Iemand die verstandig is gaat naar een notaris en laat bijvoorbeeld de geldlening vastleggen
(schuldeiser en schuldenaar). Als die akte aan bepaalde formuleringseisen voldoet, dan geeft dat een
executoriale titel en hoef je dus niet naar de rechter. De weg via de rechter kost veel tijd, is moeizaam
en kostbaar. Als een schuldenaar niet nakomt en je wil hem dwingen te betalen, dan moet je naar de
rechter voor een veroordelend vonnis, maar dus eerst naar een advocaat. Advocaat gaat naar de zaak
kijken, dit kost tijd. Vervolgens moet de advocaat de dagvaarding uitbrengen, waarop de schuldenaar
moet reageren (verweer). Meest voor de hand liggende stap is vervolgens zitting (comparitie). Dan ben
je al snel lange tijd verder, want voordat zo’n zitting plaatsvindt ben je al snel een half jaar verder.

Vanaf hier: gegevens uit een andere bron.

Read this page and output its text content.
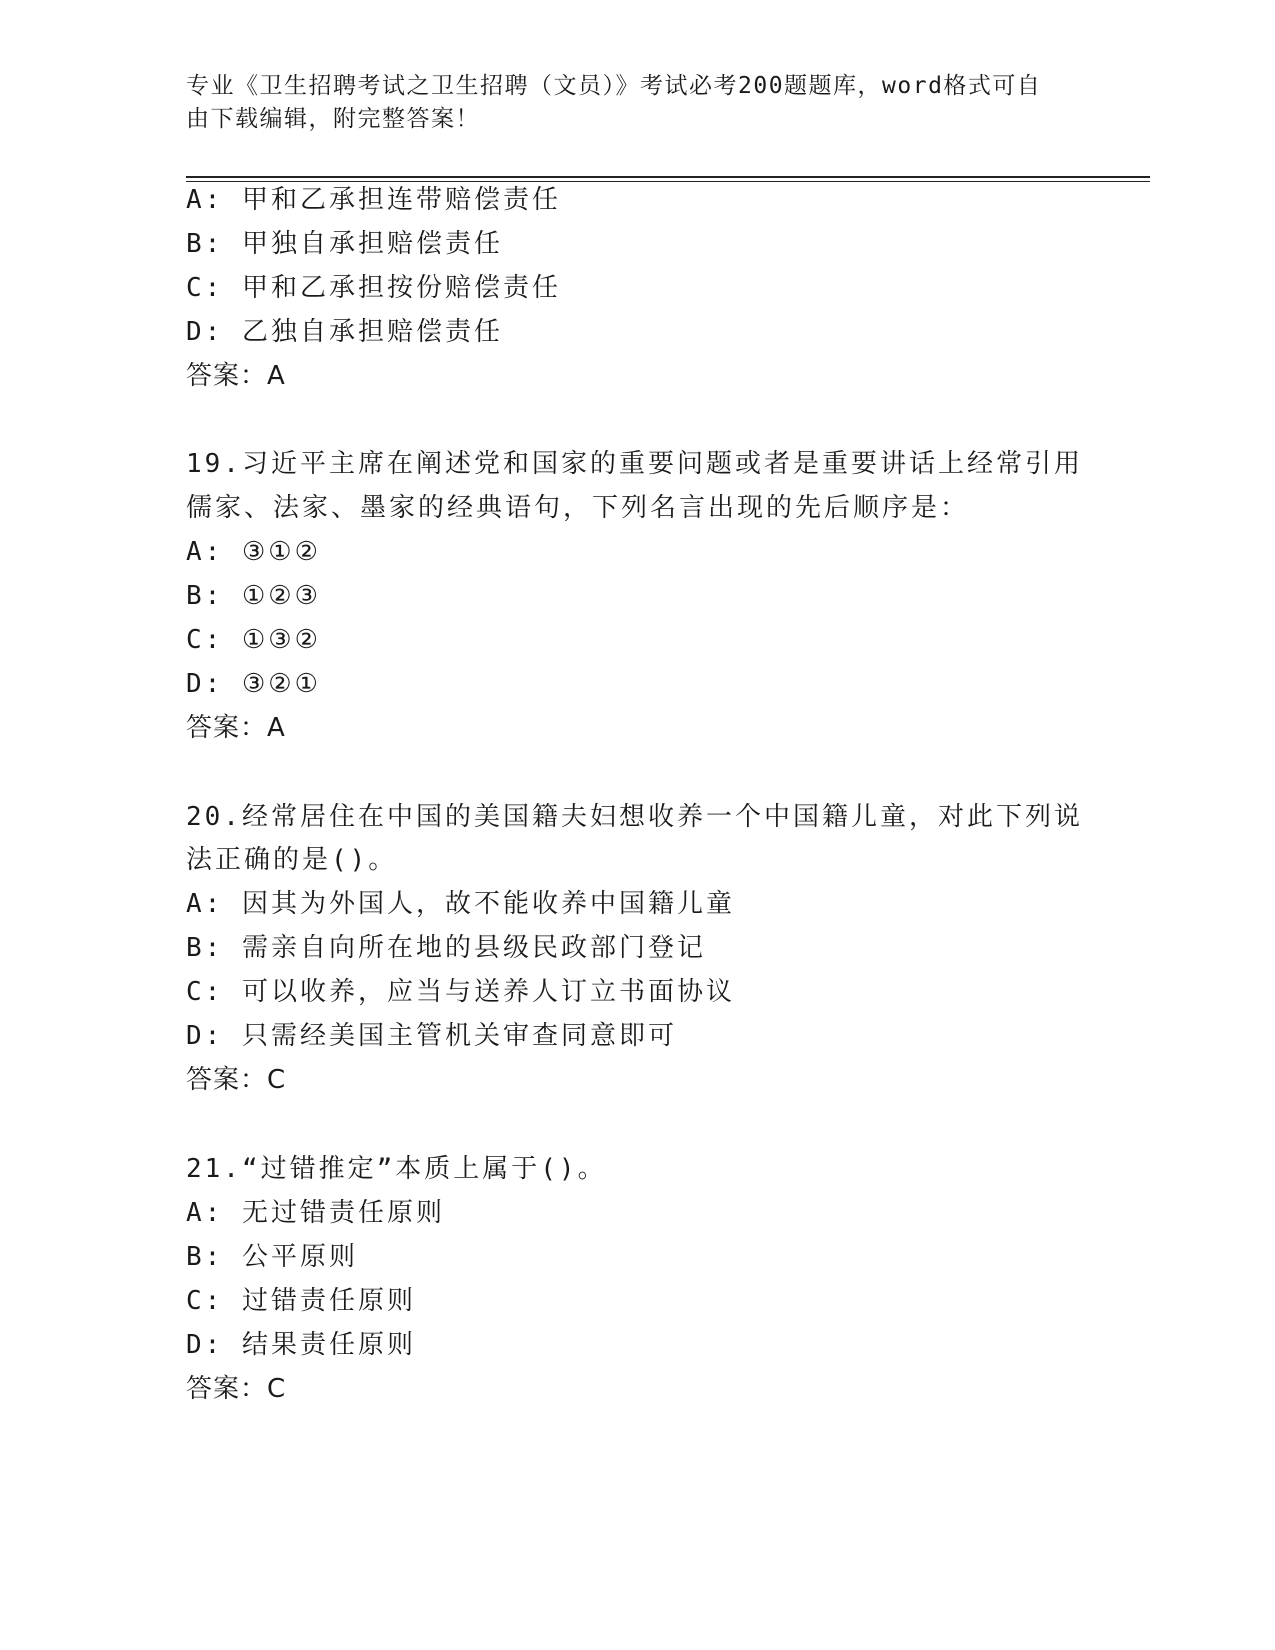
专业《卫生招聘考试之卫生招聘（文员）》考试必考200题题库，word格式可自
由下载编辑，附完整答案！
A: 甲和乙承担连带赔偿责任
B: 甲独自承担赔偿责任
C: 甲和乙承担按份赔偿责任
D: 乙独自承担赔偿责任
答案：A
19.习近平主席在阐述党和国家的重要问题或者是重要讲话上经常引用
儒家、法家、墨家的经典语句，下列名言出现的先后顺序是：
A: ③①②
B: ①②③
C: ①③②
D: ③②①
答案：A
20.经常居住在中国的美国籍夫妇想收养一个中国籍儿童，对此下列说
法正确的是()。
A: 因其为外国人，故不能收养中国籍儿童
B: 需亲自向所在地的县级民政部门登记
C: 可以收养，应当与送养人订立书面协议
D: 只需经美国主管机关审查同意即可
答案：C
21.“过错推定”本质上属于()。
A: 无过错责任原则
B: 公平原则
C: 过错责任原则
D: 结果责任原则
答案：C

Eindvonnis kan zijn dat vordering wordt toegewezen, afgewezen of voor gedeelte toegewezen. Er kan
echter ook een tussenvonnis worden gewezen. Als dit laatste gebeurt, ben je nog langer bezig. In de
tussentijd dat jij bezig bent om een titel te halen, kan er van alles gebeuren met de schuldenaar (komt
later terug bij de pauliana). Het beste is dus dat je al een executoriale titel hebt op het moment dat je
schuldenaar in verzuim is. Dat kun je doen door de schuldverhouding vast te leggen in zo’n notariële
akte, die door de notaris in de juiste vorm is opgemaakt. Maar er is ook een andere methode: zekerheid
voor de terugbetaling.
Pand en hypotheek zijn de bekendste zekerheidsrechten. Die zekerheid impliceert dat een bank bijv.
ook niet langs de rechter hoeft om een executoriale titel te halen. Het recht van hypotheek geeft
namelijk het recht van parate executie (recht om zonder meer te executeren). Het recht van parate
executie is geen executoriale titel maar een recht verbonden aan het zekerheidsrecht. Je bespaart
daarmee de weg langs de rechter. Hetzelfde geldt voor pandrecht.
Het recht van hypotheek geeft je ook prioriteit. In beginsel zijn alle schuldeisers die verhaal zoeken
onderling gelijk in de wet (3:277), tenzij er dus sprake is van een wettelijke recht van voorrang (zoals
pand en hypotheek dus; jij gaat boven andere schuldeisers). Je vermijdt dus gang naar rechter en hebt
voorrangsrecht. Een recht dat je ook kunt handhaven in een faillissement. Je kunt dan onverkort
verhalen en je hoeft je niets van het faillissement aan te trekken: separatist positie (art. 57 Fw).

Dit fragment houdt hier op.